刘宗彦同志给我转来一封信,署名是邓河口村党支部和村委会,要求我为该村村史题词。
邓河口,多么熟悉、多么亲切的名字!大概在1944年底到1945年底,我在冀中九分区敌工部工作时在那里住过,与乡亲们建立了密切的关系。

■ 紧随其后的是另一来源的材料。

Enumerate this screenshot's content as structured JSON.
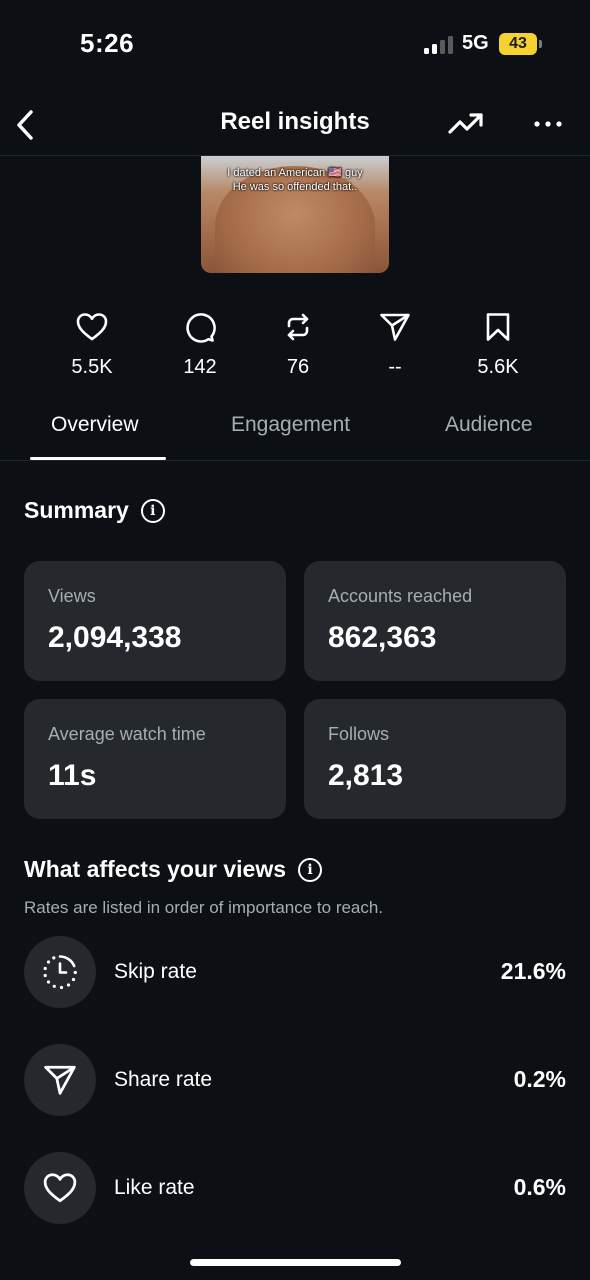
{
  "status_bar": {
    "time": "5:26",
    "network": "5G",
    "battery": "43"
  },
  "header": {
    "title": "Reel insights"
  },
  "reel": {
    "caption_line1": "I dated an American 🇺🇸 guy",
    "caption_line2": "He was so offended that.."
  },
  "stats": [
    {
      "icon": "heart-icon",
      "value": "5.5K"
    },
    {
      "icon": "comment-icon",
      "value": "142"
    },
    {
      "icon": "repost-icon",
      "value": "76"
    },
    {
      "icon": "send-icon",
      "value": "--"
    },
    {
      "icon": "bookmark-icon",
      "value": "5.6K"
    }
  ],
  "tabs": [
    {
      "label": "Overview",
      "active": true
    },
    {
      "label": "Engagement",
      "active": false
    },
    {
      "label": "Audience",
      "active": false
    }
  ],
  "summary": {
    "title": "Summary",
    "cards": [
      {
        "label": "Views",
        "value": "2,094,338"
      },
      {
        "label": "Accounts reached",
        "value": "862,363"
      },
      {
        "label": "Average watch time",
        "value": "11s"
      },
      {
        "label": "Follows",
        "value": "2,813"
      }
    ]
  },
  "views_factors": {
    "title": "What affects your views",
    "subtitle": "Rates are listed in order of importance to reach.",
    "metrics": [
      {
        "icon": "skip-timer-icon",
        "label": "Skip rate",
        "value": "21.6%"
      },
      {
        "icon": "send-icon",
        "label": "Share rate",
        "value": "0.2%"
      },
      {
        "icon": "heart-icon",
        "label": "Like rate",
        "value": "0.6%"
      }
    ]
  }
}
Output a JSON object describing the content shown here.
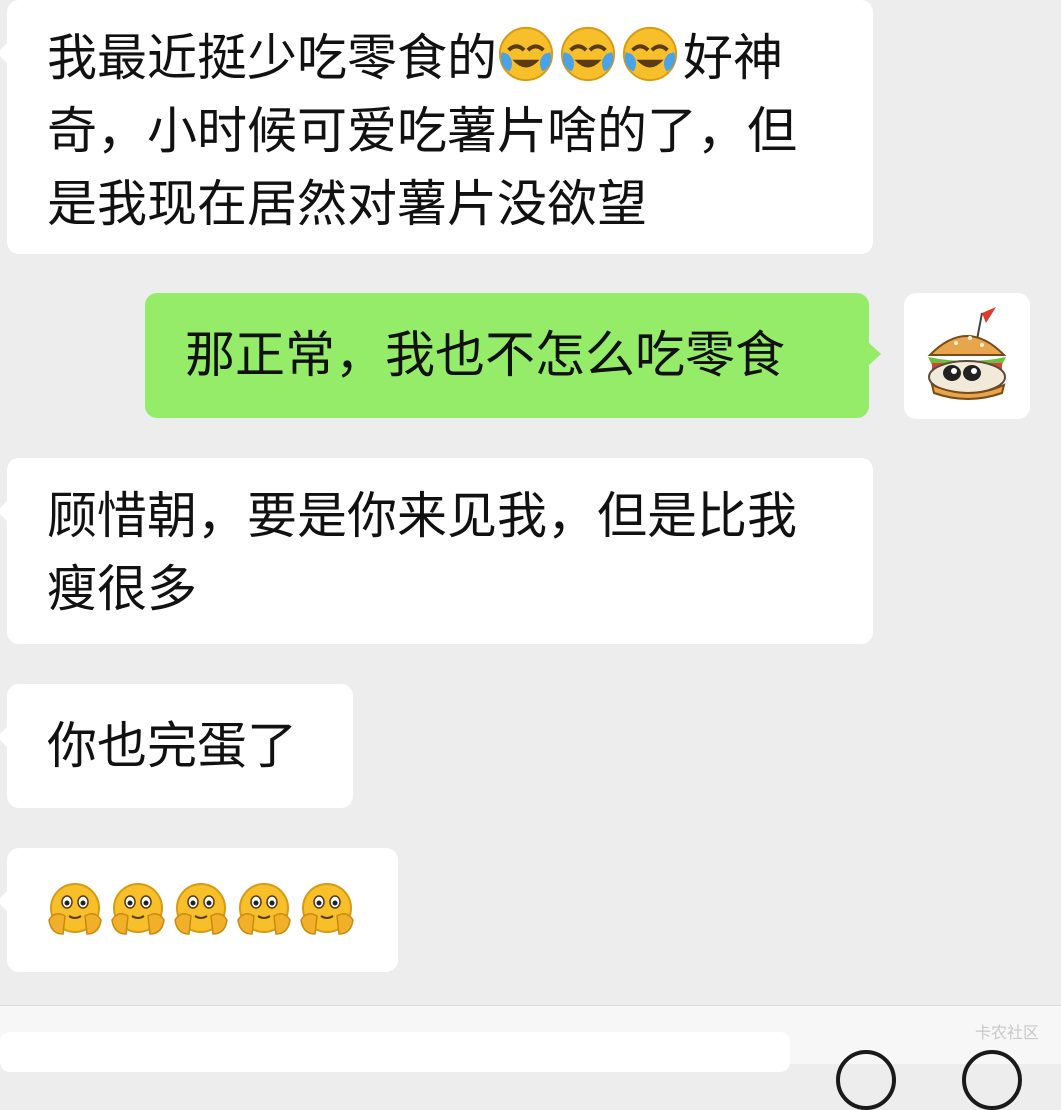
{
  "messages": [
    {
      "text_before": "我最近挺少吃零食的",
      "emoji": "face-with-tears-of-joy",
      "emoji_count": 3,
      "text_after": "好神奇，小时候可爱吃薯片啥的了，但是我现在居然对薯片没欲望"
    },
    {
      "text": "那正常，我也不怎么吃零食"
    },
    {
      "text": "顾惜朝，要是你来见我，但是比我瘦很多"
    },
    {
      "text": "你也完蛋了"
    },
    {
      "emoji": "shy-face-with-hands",
      "emoji_count": 5
    }
  ],
  "avatar": {
    "icon": "hamburger-cat-sticker"
  },
  "watermark": "卡农社区",
  "colors": {
    "background": "#ededed",
    "incoming": "#ffffff",
    "outgoing": "#95ec69",
    "text": "#111111"
  }
}
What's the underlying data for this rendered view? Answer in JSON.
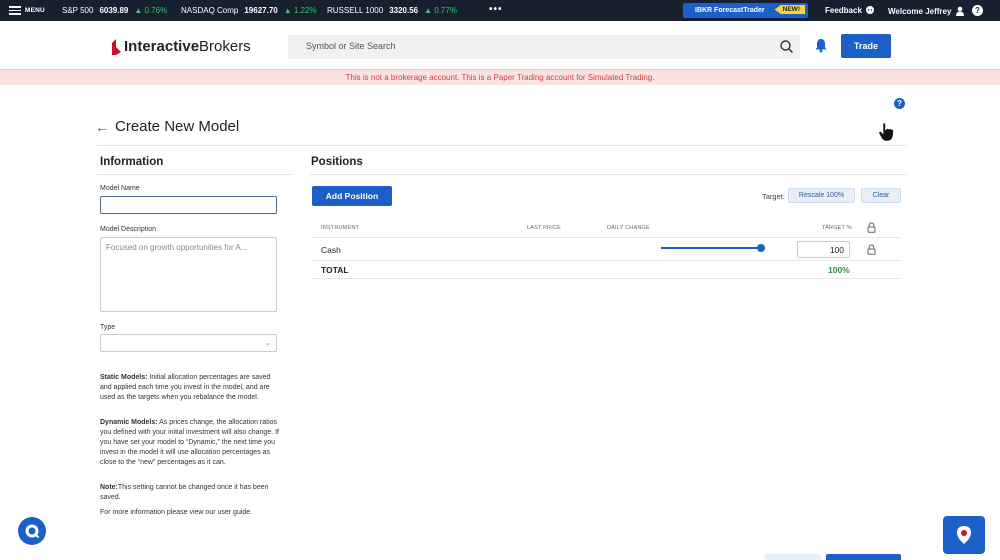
{
  "topbar": {
    "menu_label": "MENU",
    "tickers": [
      {
        "name": "S&P 500",
        "value": "6039.89",
        "change": "▲ 0.76%"
      },
      {
        "name": "NASDAQ Comp",
        "value": "19627.70",
        "change": "▲ 1.22%"
      },
      {
        "name": "RUSSELL 1000",
        "value": "3320.56",
        "change": "▲ 0.77%"
      }
    ],
    "more": "•••",
    "forecast_label": "IBKR ForecastTrader",
    "forecast_badge": "NEW!",
    "feedback_label": "Feedback",
    "welcome_label": "Welcome Jeffrey",
    "help": "?"
  },
  "header": {
    "logo_bold": "Interactive",
    "logo_rest": "Brokers",
    "search_placeholder": "Symbol or Site Search",
    "trade_label": "Trade"
  },
  "banner": "This is not a brokerage account. This is a Paper Trading account for Simulated Trading.",
  "page": {
    "back": "←",
    "title": "Create New Model",
    "help": "?"
  },
  "information": {
    "heading": "Information",
    "model_name_label": "Model Name",
    "model_name_value": "",
    "description_label": "Model Description",
    "description_value": "Focused on growth opportunities for A...",
    "type_label": "Type",
    "type_value": "",
    "static_title": "Static Models:",
    "static_text": " Initial allocation percentages are saved and applied each time you invest in the model, and are used as the targets when you rebalance the model.",
    "dynamic_title": "Dynamic Models:",
    "dynamic_text": " As prices change, the allocation ratios you defined with your initial investment will also change. If you have set your model to “Dynamic,” the next time you invest in the model it will use allocation percentages as close to the “new” percentages as it can.",
    "note_title": "Note:",
    "note_text": "This setting cannot be changed once it has been saved.",
    "more_info": "For more information please view our user guide."
  },
  "positions": {
    "heading": "Positions",
    "add_label": "Add Position",
    "target_label": "Target:",
    "rescale_label": "Rescale 100%",
    "clear_label": "Clear",
    "columns": {
      "instrument": "INSTRUMENT",
      "last_price": "LAST PRICE",
      "daily_change": "DAILY CHANGE",
      "target": "TARGET %"
    },
    "rows": [
      {
        "instrument": "Cash",
        "target": "100",
        "slider_fraction": 1.0
      }
    ],
    "total_label": "TOTAL",
    "total_value": "100%"
  },
  "colors": {
    "accent": "#1d5fc9",
    "positive": "#2e8a45",
    "banner_text": "#d04040"
  },
  "icons": [
    "hamburger-icon",
    "feedback-icon",
    "user-icon",
    "search-icon",
    "bell-icon",
    "lock-icon",
    "chat-icon",
    "hand-cursor-icon"
  ]
}
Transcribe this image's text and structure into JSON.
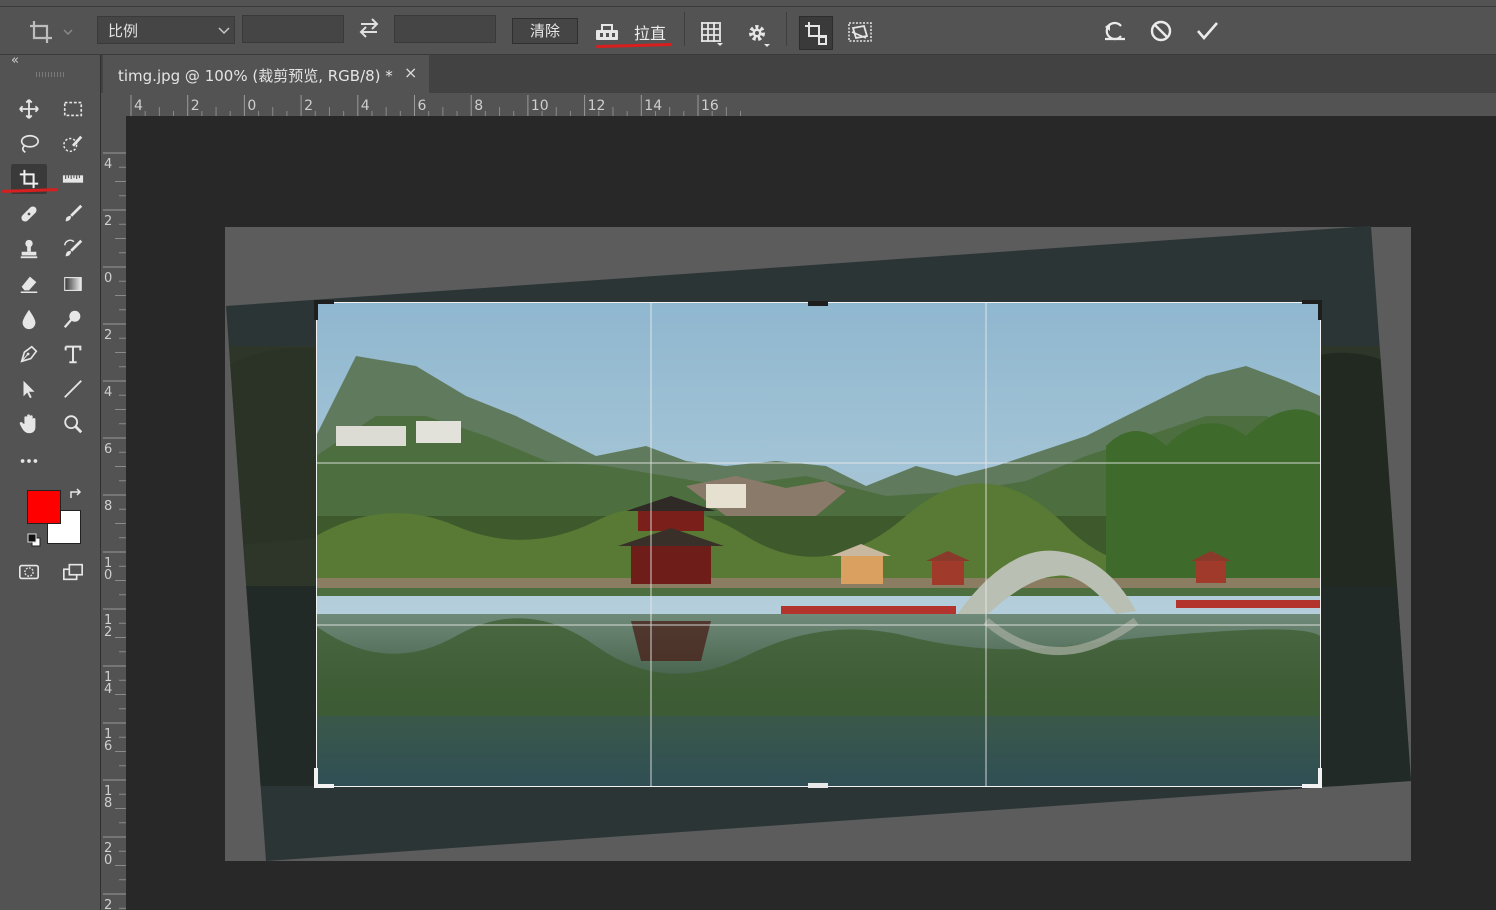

星期六的上午邓河口村党支部书记、村主任等一行十五人到我家,和我亲切握手。在一片欢声笑语中,开始了聚会。大家你一言,他一语,互相争着讲话。我把题词(对联)拿出来,一副写的是“发扬老区革命精神,创建全面小康新村”,另一副写的是“发扬老区光荣传统,建设全面小康村庄”。党支部书记代表大家表示,一定坚决按照党的十八大的要求努力把邓河口村建成全面小康新村!
支部书记讲话后,我又逐一问邓河口老乡现在的情况,原来的教师史书题是村支部书记(当时党还未公开),现在到外省工作的儿子家养老。另一名最活跃的教师白克昌已经逝世。白老师是一位多才多艺的人物,经常组织文娱活动。那时,每天晚上我和村干部、教师一起学毛主席著作,逐段逐句读《论联合政府》,然后就热烈讨论,还争论联合政府允许不允许国民党参加的问题,讨论得十分活跃。在联欢晚会上九分区敌工部同志演话剧,附近驻军也派文工团参加演出,真是“解放区的人民好喜欢”……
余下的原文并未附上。